The narrative later addresses the couple's finances, asserting that by 2025 the Sussexes required approximately $3 million annually after taxes to maintain their lifestyle and that their previous deals with Netflix and Spotify had ended, leaving them reliant largely on Harry's speaking engagements and Meghan's commercial endorsements. Meghan's lifestyle brand As Ever is described as having reported large jam sales and profits that critics questioned, with the author alleging unsold products remained stored and that her television series attracted relatively low viewing figures. Financial scrutiny is also directed at the Archewell Foundation, whose reported income declined while expenses remained high; the organisation was subsequently renamed "Archewell Philanthropies" and some initiatives were transferred to ParentsTogether, a shift presented by the Sussexes as an expansion of their charitable reach but interpreted by critics as a retreat from earlier philanthropic ambitions. Staff departures from the organisation are also discussed.
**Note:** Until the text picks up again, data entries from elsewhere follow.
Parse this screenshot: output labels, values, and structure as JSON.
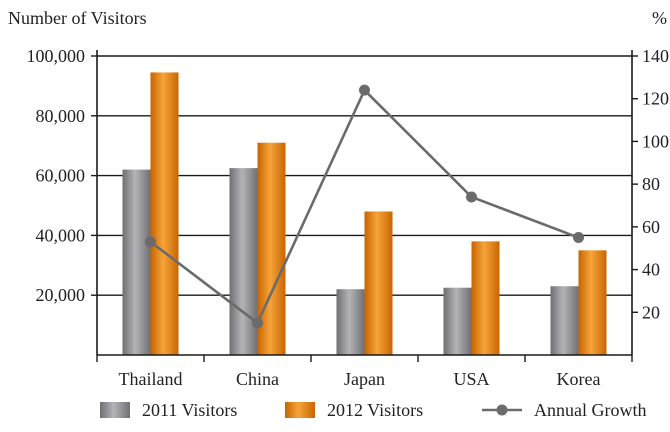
{
  "chart_data": {
    "type": "bar",
    "categories": [
      "Thailand",
      "China",
      "Japan",
      "USA",
      "Korea"
    ],
    "y_left": {
      "label": "Number of Visitors",
      "range": [
        0,
        100000
      ],
      "ticks": [
        20000,
        40000,
        60000,
        80000,
        100000
      ],
      "tick_labels": [
        "20,000",
        "40,000",
        "60,000",
        "80,000",
        "100,000"
      ]
    },
    "y_right": {
      "label": "%",
      "range": [
        0,
        140
      ],
      "ticks": [
        20,
        40,
        60,
        80,
        100,
        120,
        140
      ],
      "tick_labels": [
        "20",
        "40",
        "60",
        "80",
        "100",
        "120",
        "140"
      ]
    },
    "series": [
      {
        "name": "2011 Visitors",
        "type": "bar",
        "axis": "left",
        "color": "#8a8a8f",
        "values": [
          62000,
          62500,
          22000,
          22500,
          23000
        ]
      },
      {
        "name": "2012 Visitors",
        "type": "bar",
        "axis": "left",
        "color": "#e07c10",
        "values": [
          94500,
          71000,
          48000,
          38000,
          35000
        ]
      },
      {
        "name": "Annual Growth",
        "type": "line",
        "axis": "right",
        "color": "#6b6b6b",
        "values": [
          53,
          15,
          124,
          74,
          55
        ]
      }
    ],
    "grid": "horizontal",
    "legend_position": "bottom"
  }
}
Finally, Bower suggests the couple hope to regain a stronger role within the British royal family through the 2027 Invictus Games in Birmingham by encouraging Harry's father, King Charles III, to open the event, potentially creating a prominent media appearance for Meghan and their children; however, he notes that possible protests over Israel's participation and the continuing tensions with William and Catherine could complicate any reconciliation, leaving the royal dispute unresolved and raising the possibility that the games might deepen the divide.

==Refutations==
Harry and Meghan said through a spokesperson that Bower's "commentary has long crossed the line from criticism into fixation" and that he had made his career "out of constructing ever more elaborate theories about people he does not know and has never met". The couple said that Bower had publicly stated 'the monarchy in fact depends on actually obliterating the Sussexes from our state of life' which was "language that speaks for itself". The statement concluded by saying "Those interested in facts will look elsewhere; those seeking deranged conspiracy and melodrama know exactly where to find him".

==Reception==
Anita Singh of The Daily Telegraph gave the book two out of five stars, while calling it a negative portrait of the Duke and Duchess of Sussex; she also noted anecdotes showing Meghan as "tone-deaf" and self-focused and Harry as anxious and "fully converted to Meghan's gospel", and criticised its reliance on anonymous sources and repetitive accounts of past controversies.